In a recent article, Forbes contributor, Kelly Phillips Erb, put an interesting spin on the University of Miami football scandal by asking why the multi-million dollar college sports industry is exempt from federal taxation? In her opinion, the U.S. Tax Code should recognize college athletics for what it is: a business.

In support of her argument, Erb calls attention to the over $5 billion in revenue generated by college athletic programs in public universities last year and to football-related expenditures in excess of $70 million by schools like Auburn and Ohio State. But these figures are misleading when considered in the abstract.

In a 2010 report published by the NCAA, Professor Daniel L. Fulks, Ph.D., CPA, offers a pragmatic representation of the financial aspects of collegiate athletics. For Football Bowl Subdivision athletic programs (formerly known as Division 1-A), the median figure for revenue generated during 2009 was $32,264,000; the corresponding figure for expenses incurred was $45,887,000. For Football Championship Subdivision athletic programs (formerly known as Division I-AA), the median figure for revenue generated during 2009 was $2,886,000; the corresponding figure for expenses incurred was $12,019,000. For Division I athletic programs without football (formerly known as Division I-AAA), the median figure for revenue generated during 2009 was $2,099,000; the corresponding figure for expenses was $10,502,000.

With the median expenses of Division I athletics exceeding median revenues by $8.4 - $13.6 million, this is not the type of operation that comes to mind as a for-profit venture.

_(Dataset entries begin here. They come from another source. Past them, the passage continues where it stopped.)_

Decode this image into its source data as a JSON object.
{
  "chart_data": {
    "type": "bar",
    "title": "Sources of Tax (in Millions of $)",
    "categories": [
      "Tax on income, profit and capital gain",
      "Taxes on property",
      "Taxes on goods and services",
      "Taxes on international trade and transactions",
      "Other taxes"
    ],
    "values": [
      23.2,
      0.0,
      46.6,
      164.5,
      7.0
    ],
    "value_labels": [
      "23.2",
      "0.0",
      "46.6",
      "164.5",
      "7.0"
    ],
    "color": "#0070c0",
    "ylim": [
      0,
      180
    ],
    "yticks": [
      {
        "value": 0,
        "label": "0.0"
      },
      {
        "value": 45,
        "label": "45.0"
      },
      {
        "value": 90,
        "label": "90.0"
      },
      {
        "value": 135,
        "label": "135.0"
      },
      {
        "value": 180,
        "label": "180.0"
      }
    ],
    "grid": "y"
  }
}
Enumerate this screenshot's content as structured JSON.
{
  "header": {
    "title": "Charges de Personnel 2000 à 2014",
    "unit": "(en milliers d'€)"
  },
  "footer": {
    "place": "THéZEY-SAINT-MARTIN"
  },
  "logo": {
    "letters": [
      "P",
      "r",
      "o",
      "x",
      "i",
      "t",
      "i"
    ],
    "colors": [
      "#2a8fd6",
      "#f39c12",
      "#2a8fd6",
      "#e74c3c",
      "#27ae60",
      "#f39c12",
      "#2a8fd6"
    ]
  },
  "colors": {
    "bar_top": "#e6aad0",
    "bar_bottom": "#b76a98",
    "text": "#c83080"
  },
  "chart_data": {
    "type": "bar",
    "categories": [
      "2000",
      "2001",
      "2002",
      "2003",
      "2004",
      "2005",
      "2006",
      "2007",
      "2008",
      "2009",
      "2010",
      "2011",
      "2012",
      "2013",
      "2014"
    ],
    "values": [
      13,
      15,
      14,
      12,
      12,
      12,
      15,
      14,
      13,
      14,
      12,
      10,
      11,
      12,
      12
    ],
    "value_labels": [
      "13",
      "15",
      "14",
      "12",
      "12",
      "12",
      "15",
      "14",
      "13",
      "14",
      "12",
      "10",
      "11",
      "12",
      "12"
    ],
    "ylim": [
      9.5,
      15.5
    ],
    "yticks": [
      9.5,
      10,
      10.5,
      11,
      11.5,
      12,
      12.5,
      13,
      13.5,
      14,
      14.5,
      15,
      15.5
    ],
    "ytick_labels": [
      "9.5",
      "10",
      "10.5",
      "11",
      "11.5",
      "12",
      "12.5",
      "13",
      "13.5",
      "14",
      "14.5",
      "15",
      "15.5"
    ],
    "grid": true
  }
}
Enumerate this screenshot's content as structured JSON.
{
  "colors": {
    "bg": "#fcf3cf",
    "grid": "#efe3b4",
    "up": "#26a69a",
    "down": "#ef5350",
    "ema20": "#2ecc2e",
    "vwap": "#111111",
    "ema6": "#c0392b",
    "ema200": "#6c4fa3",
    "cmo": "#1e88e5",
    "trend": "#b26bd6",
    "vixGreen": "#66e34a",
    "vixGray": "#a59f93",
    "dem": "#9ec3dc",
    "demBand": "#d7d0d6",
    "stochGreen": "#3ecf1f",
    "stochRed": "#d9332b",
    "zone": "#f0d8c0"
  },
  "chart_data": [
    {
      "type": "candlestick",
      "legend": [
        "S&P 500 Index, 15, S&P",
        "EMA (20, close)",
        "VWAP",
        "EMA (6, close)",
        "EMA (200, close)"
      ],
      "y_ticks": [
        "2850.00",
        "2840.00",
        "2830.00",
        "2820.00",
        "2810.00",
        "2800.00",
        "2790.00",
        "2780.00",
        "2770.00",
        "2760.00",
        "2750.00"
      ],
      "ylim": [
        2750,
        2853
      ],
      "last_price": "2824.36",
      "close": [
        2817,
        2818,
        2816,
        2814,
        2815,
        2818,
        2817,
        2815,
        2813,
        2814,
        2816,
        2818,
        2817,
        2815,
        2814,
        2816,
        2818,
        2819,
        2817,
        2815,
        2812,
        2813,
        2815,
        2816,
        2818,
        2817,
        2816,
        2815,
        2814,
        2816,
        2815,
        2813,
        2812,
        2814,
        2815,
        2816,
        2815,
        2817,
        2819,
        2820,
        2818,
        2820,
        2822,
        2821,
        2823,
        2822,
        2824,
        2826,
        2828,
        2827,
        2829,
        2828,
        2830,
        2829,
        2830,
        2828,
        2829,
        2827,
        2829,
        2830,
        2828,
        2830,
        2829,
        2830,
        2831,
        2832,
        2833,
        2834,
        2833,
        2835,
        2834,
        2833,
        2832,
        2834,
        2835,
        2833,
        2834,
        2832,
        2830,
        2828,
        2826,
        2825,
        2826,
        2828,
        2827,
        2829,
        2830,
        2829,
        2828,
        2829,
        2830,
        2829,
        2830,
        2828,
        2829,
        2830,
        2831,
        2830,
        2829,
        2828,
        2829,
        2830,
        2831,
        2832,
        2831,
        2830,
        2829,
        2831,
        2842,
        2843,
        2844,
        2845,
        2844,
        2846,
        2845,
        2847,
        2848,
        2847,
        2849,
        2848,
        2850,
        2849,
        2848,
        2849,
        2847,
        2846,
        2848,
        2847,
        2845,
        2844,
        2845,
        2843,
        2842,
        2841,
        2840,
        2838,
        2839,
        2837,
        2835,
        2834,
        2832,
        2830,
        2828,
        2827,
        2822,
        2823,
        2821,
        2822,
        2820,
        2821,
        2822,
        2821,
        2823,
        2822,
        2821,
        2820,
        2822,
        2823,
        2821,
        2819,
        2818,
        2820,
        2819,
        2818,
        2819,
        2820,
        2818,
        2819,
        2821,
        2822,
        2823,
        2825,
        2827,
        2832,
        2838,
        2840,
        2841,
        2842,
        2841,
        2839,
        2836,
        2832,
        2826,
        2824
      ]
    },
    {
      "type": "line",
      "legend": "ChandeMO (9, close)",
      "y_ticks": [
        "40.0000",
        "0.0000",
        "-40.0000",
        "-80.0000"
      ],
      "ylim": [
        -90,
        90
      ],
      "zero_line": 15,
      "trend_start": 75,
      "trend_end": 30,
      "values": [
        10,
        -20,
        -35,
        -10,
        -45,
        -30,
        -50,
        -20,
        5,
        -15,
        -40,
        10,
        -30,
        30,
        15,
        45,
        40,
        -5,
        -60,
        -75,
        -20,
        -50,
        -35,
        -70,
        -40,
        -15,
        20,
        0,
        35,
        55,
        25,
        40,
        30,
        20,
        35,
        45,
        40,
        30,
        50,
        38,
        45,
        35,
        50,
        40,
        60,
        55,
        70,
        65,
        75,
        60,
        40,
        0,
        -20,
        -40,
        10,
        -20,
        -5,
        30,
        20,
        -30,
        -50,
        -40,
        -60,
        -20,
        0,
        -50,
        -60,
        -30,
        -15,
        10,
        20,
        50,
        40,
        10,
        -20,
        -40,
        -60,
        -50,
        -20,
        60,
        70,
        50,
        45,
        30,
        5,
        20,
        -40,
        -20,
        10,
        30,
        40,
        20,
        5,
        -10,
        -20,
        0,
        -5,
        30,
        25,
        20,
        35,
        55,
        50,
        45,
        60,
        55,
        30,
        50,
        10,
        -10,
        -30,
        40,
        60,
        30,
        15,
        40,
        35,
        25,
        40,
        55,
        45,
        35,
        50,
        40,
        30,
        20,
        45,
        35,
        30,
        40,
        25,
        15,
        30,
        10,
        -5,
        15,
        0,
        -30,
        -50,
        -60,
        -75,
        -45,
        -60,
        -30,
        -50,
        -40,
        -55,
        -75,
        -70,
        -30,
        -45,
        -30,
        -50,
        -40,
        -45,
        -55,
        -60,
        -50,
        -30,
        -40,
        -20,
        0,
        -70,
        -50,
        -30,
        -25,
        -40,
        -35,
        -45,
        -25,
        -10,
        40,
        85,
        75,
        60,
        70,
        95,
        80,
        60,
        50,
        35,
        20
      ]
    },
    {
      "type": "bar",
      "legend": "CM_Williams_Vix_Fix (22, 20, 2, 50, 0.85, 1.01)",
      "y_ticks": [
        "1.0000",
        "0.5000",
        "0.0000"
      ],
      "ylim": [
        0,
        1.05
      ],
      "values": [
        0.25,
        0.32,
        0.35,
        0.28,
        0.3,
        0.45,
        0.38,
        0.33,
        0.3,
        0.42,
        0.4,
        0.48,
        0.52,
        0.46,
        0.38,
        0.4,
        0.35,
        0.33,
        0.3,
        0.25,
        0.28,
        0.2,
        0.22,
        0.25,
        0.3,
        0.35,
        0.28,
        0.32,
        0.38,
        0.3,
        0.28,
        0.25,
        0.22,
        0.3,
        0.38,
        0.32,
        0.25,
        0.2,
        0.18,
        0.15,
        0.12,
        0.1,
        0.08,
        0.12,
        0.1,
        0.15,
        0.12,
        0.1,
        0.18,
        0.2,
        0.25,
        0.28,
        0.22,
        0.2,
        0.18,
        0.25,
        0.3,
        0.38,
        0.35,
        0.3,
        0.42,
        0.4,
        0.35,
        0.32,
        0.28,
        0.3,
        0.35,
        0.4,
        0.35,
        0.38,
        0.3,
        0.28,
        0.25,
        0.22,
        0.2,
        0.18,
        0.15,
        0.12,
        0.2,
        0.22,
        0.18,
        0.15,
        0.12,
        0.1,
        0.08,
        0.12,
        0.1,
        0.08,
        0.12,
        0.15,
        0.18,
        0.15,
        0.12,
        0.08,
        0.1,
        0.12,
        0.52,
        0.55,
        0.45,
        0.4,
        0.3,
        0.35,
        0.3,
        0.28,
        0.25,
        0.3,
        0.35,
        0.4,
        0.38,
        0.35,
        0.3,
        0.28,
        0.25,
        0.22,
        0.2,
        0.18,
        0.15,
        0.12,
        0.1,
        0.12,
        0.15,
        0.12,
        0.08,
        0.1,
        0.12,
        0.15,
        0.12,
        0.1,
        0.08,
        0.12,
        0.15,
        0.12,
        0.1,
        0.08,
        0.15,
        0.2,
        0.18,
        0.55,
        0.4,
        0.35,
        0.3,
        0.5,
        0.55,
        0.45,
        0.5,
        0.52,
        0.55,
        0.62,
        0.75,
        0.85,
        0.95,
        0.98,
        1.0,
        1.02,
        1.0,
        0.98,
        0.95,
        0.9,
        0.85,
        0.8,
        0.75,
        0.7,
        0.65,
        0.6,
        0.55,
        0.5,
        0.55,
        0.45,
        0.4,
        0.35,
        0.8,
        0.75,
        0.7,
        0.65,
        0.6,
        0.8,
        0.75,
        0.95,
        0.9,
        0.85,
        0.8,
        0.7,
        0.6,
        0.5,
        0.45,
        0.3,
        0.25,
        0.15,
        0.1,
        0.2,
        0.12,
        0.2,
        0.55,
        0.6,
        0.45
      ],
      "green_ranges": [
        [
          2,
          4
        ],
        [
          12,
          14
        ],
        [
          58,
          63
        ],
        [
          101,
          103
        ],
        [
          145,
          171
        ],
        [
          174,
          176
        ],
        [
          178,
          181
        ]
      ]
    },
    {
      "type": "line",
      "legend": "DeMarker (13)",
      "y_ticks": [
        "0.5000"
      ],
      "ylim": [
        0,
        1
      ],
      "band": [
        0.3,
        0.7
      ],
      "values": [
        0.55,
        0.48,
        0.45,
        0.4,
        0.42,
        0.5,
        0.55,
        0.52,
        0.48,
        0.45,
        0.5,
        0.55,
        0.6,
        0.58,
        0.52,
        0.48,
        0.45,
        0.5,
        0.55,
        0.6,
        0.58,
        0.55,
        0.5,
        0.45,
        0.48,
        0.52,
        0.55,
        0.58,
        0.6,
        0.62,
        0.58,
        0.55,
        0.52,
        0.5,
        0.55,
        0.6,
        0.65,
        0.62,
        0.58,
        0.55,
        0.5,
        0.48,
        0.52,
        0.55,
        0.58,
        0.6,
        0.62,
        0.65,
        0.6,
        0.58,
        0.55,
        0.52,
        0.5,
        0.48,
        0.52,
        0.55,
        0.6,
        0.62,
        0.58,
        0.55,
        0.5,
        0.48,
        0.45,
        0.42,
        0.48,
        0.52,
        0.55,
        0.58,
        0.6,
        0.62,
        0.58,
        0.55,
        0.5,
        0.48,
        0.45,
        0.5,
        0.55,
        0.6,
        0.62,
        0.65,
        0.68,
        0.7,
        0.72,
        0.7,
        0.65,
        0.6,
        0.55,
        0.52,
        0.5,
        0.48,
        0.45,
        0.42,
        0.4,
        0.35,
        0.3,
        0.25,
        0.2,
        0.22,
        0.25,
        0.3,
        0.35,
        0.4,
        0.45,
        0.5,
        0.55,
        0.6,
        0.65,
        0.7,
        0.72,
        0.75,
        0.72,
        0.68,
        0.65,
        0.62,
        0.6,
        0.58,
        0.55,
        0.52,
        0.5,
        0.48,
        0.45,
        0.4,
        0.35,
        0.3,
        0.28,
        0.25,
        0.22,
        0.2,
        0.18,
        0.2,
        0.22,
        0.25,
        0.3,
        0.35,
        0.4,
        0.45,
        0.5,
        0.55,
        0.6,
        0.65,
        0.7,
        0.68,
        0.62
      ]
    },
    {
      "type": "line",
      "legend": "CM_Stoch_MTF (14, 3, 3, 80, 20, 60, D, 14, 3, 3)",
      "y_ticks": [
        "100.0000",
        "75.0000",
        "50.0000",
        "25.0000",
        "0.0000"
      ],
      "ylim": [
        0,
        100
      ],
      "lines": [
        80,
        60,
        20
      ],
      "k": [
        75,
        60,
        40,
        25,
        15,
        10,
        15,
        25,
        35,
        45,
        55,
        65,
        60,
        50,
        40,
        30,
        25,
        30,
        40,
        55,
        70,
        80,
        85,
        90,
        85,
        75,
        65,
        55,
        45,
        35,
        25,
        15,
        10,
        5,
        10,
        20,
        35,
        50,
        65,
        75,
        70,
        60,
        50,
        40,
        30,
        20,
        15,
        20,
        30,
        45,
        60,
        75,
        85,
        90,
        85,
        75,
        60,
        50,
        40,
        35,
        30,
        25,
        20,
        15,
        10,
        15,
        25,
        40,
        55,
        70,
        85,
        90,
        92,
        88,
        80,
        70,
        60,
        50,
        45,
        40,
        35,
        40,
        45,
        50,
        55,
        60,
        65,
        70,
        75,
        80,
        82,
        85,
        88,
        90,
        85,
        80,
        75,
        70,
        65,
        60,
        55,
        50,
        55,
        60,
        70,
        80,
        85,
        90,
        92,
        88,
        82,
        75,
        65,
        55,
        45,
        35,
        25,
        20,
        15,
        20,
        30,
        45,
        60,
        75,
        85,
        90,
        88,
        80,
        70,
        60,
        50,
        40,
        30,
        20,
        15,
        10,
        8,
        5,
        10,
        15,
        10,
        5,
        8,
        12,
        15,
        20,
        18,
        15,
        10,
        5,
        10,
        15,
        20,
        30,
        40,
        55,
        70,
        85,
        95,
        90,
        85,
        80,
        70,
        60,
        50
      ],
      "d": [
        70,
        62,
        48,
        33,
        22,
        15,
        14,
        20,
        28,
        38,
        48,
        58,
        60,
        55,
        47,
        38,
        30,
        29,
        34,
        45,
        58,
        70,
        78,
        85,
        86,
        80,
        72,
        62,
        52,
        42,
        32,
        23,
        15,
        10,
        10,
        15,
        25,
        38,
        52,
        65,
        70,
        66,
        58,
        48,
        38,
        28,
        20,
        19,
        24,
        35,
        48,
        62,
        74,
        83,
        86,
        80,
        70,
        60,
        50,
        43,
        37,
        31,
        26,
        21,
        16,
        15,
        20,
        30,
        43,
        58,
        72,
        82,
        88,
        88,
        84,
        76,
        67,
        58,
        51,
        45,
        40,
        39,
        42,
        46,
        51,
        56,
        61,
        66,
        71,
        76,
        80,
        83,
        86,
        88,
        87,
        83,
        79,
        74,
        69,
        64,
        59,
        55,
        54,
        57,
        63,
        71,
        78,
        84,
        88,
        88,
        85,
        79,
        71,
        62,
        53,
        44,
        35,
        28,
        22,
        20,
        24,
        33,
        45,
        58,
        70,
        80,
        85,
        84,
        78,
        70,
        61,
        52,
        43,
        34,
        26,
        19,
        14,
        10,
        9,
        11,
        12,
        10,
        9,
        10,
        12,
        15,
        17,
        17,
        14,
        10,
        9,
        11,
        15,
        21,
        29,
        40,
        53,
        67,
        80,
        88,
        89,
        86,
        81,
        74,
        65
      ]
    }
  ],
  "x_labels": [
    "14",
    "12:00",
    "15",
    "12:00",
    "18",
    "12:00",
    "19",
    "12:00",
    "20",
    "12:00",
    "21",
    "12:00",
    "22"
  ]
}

Still, Erb is right to call attention to the issue because although not every athletic program is being operated with an improper profit motive, a significant minority of programs probably are. In the end, the relevant question is one of profit motive. If an athletic program's primary purpose is profit, then tax-exempt status is not appropriate. However, the presence or absence of a profit motive must be evaluated on a program-by-program basis. Otherwise, undue hardship would be imposed upon many compliant colleges and universities.

But is a program-by-program evaluation practical? Probably not. The benefit of any additional tax revenue generated by revoking the tax-exempt status of a few non-compliant athletic programs would almost certainly be outweighed by the costs associated with establishing and operating a governmental program to evaluate the profit motives of collegiate athletic programs.